Data replication means same data is stored on multiple storage devices. In some situations, having duplicate databases is useful, such as in a high-availability environment where spreading the workload among identical databases in different hardware or even data centers can preserve functionality during peak usage times or disasters.
Replication can be active or passive:
- Active replication is performed by recreating and storing the same data at every replica from every other replica.
- Passive replication involves recreating and storing data on a single primary replica and then transforming its resultant state to other secondary replicas.
Replication has two dimensions of scaling:
- Horizontal data scaling has more data replicas.
- Vertical data scaling has data replicas located further away in distance geographically.
Multi-master replication, where updates can be submitted to any database node and then ripple through to other servers, is often desired, but increases complexity and cost.
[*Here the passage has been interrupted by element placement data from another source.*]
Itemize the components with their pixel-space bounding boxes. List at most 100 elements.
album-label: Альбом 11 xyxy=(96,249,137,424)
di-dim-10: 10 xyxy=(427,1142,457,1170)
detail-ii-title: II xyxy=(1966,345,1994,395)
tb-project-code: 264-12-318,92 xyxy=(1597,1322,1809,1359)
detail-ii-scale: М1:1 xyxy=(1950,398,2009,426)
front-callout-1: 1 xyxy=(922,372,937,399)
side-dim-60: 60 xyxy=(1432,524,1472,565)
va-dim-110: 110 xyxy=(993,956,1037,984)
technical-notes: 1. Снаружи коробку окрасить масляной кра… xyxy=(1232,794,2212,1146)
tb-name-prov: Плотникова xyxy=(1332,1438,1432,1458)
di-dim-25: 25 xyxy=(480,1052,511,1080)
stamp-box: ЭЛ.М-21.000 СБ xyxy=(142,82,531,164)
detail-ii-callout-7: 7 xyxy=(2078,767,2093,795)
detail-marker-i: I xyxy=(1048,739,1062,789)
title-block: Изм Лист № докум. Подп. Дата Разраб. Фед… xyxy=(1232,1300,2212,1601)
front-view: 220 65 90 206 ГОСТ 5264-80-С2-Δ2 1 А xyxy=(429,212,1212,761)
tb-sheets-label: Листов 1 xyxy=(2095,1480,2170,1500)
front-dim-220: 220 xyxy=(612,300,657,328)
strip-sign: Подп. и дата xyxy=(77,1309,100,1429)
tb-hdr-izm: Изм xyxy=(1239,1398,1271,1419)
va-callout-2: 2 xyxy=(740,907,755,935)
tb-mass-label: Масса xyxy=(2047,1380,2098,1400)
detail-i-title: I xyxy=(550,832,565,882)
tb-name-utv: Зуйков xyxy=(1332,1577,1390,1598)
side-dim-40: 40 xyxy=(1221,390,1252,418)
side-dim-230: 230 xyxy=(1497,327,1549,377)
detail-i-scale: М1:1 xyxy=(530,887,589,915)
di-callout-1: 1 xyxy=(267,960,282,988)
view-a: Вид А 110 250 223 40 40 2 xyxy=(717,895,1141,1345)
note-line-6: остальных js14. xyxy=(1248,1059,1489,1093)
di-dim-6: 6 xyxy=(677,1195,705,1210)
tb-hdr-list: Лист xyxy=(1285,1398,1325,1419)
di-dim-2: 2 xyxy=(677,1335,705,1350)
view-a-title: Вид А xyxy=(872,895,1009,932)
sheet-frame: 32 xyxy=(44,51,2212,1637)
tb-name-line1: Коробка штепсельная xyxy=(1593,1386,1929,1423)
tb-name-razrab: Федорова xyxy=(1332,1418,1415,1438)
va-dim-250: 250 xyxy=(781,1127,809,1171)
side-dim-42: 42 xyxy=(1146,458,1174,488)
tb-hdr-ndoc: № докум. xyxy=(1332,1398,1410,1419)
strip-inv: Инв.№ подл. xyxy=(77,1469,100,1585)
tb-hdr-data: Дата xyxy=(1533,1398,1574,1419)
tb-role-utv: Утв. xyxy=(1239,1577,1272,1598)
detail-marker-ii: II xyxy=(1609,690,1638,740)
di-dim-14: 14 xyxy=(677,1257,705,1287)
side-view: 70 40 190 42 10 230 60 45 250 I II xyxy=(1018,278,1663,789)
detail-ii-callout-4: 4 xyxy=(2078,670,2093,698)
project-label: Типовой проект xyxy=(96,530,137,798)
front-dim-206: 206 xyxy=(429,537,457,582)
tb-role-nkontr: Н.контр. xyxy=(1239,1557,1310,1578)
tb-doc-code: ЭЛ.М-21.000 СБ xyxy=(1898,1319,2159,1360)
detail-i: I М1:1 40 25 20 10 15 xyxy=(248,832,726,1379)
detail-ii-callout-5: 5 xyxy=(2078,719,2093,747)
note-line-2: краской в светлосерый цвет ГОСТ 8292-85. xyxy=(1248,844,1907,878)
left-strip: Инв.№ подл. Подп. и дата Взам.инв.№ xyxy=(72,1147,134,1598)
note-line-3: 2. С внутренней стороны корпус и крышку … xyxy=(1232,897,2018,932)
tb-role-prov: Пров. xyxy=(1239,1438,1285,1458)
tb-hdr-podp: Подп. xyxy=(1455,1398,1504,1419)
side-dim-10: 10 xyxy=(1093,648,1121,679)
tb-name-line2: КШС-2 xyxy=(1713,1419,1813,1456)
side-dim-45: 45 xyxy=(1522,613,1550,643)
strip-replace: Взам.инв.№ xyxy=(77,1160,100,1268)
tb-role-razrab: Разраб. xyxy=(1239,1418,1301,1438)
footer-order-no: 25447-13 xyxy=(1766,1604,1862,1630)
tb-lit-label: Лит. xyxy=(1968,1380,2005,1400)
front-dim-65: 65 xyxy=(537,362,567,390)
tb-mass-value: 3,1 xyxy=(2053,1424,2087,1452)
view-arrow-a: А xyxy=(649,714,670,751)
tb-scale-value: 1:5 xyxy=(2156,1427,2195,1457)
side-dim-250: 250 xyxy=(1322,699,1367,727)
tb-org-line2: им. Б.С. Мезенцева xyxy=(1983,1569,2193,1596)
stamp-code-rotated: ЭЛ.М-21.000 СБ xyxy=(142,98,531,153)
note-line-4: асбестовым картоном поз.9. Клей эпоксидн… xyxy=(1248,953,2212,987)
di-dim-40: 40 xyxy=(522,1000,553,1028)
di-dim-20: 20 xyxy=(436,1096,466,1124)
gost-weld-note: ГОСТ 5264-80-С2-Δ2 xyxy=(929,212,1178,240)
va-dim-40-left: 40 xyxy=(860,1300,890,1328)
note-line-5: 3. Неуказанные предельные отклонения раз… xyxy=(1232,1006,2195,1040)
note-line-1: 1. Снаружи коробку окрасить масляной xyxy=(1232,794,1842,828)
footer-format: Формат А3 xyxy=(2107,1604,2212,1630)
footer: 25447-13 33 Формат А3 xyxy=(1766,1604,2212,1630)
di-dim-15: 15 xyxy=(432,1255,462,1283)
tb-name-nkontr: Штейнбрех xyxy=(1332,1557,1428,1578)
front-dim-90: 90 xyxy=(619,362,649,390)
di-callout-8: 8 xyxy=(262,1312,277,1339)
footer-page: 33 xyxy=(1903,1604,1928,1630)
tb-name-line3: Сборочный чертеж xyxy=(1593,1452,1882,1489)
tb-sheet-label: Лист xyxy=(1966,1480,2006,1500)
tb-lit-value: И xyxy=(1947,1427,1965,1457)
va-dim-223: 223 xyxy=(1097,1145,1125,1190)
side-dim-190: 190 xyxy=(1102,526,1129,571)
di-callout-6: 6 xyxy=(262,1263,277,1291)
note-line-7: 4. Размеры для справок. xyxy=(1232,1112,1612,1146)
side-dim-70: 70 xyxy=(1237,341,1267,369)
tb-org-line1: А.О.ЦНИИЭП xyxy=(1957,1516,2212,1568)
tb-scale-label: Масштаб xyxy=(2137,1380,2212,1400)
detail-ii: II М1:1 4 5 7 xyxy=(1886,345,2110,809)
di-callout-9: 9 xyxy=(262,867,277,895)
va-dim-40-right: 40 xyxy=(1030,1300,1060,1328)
Replication transparency occurs when data is replicated between database servers so that the information remains consistent throughout the database system and users cannot tell or even know which database copy they are using.
The two primary replication patterns are mirroring and log shipping (see this Figure).
- In mirroring, updates to the primary database are replicated immediately (relatively speaking) to the secondary database, as part of a two-phase commit process.
- In log shipping, a secondary server receives and applies copies of the primary database’s transaction logs at regular intervals.
The choice of replication method depends on how critical the data is, and how important it is that failover to the secondary server be immediate. Mirroring is usually a more expensive option than log shipping. For one secondary server, mirroring is effective; log shipping may be used to update additional secondary servers.